The recent news that the state's Michigan Economic Growth Authority offered a convicted embezzler's company a $9.1 million tax credit has caused quite a stir in Lansing. Last week, legislators held hearings on how the Michigan Economic Development Corp., MEGA's parent agency, could have let someone with the embezzler's background be part of a multi-million-dollar selective tax break deal.

The MEDC's work is so carefully insulated from proper oversight it's an open question whether such sloppy lack of due diligence is standard procedure. One issue that should be on the docket is whether the MEDC's "compliance officer" or other agency employees should lose their jobs for such a spectacular misstep. More importantly, is this the only foul-up, or are their other embarrassing examples just waiting for a careful investigator to lift the rocks and see what scuttles out?

There is so much money sloshing around economic development programs around the nation — up to $50 billion or so as late as 2004 — that it would be surprising if there were not many questionable deals brokered by similar agencies across the nation.

Consider news reports out of Indiana that have exposed a yawning gap between some of that state's "economic development" agency's celebrated job announcements and the jobs actually created by the underlying corporate welfare favors. Tad DeHaven characterized the Daniels Administration as being engaged in "press-release economics":

The administration's political chicanery, however, has now come back to bite it. A recent WTHR Eyewitness News investigation into IEDC shined a light on the job-creation claims. When reporters tried to visit some of the companies celebrated in IEDC press releases, they found empty fields, vacant lots and deserted factories. According to the investigation, "as many as 40 percent of statewide jobs listed as so-called economic successes have not happened-and most of them never will." The governor told reporters that the IEDC's numbers were audited.

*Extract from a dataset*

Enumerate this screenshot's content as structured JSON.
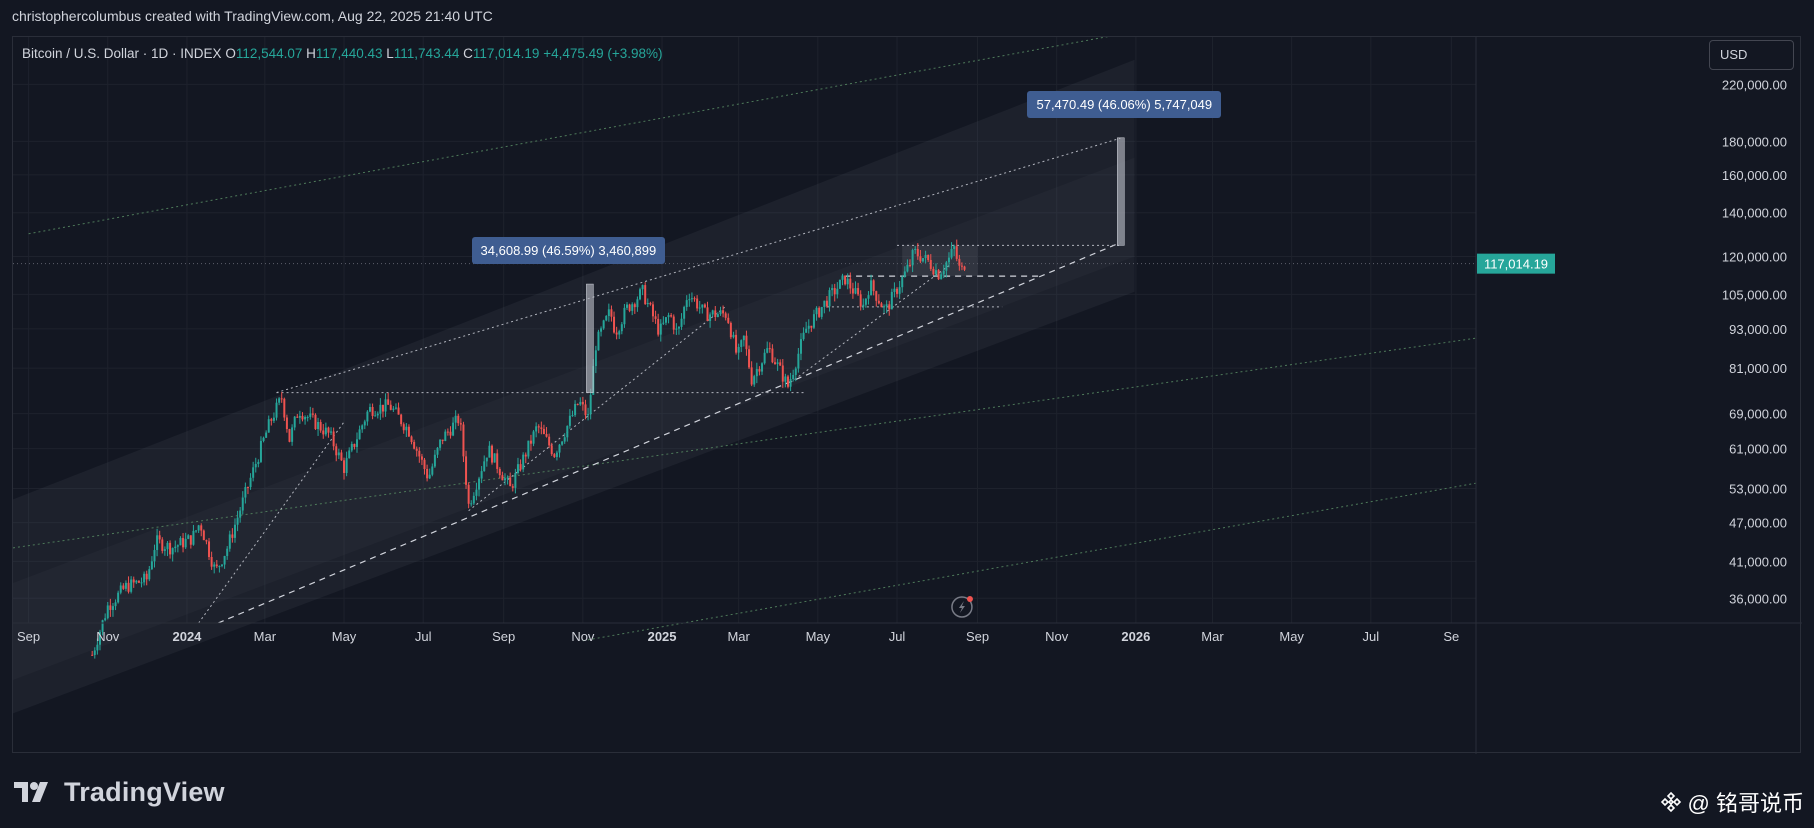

Independently? That would be news to me. When I was a deputy director at OMB, the governor's chief advisers ignored internal suggestions that the state pursue the creation of an independent auditing agency along the lines of the U.S. Government Accountability Office. The position of the IEDC director is that no taxpayer money is being lost because his agency audits the companies to make sure they fulfill the terms of their agreement with the state. The director, however, has so far refused to release any details to the public that would support this contention.

The key to restoring public confidence is transparency and independent audits. The MEDC and the governor's staff have strong political incentives to puff up the putative good news and bury the genuine bad news. As I recommended last year, a routine audit should be done of MEDC's job creation claims by a department with no dog in the economic fight.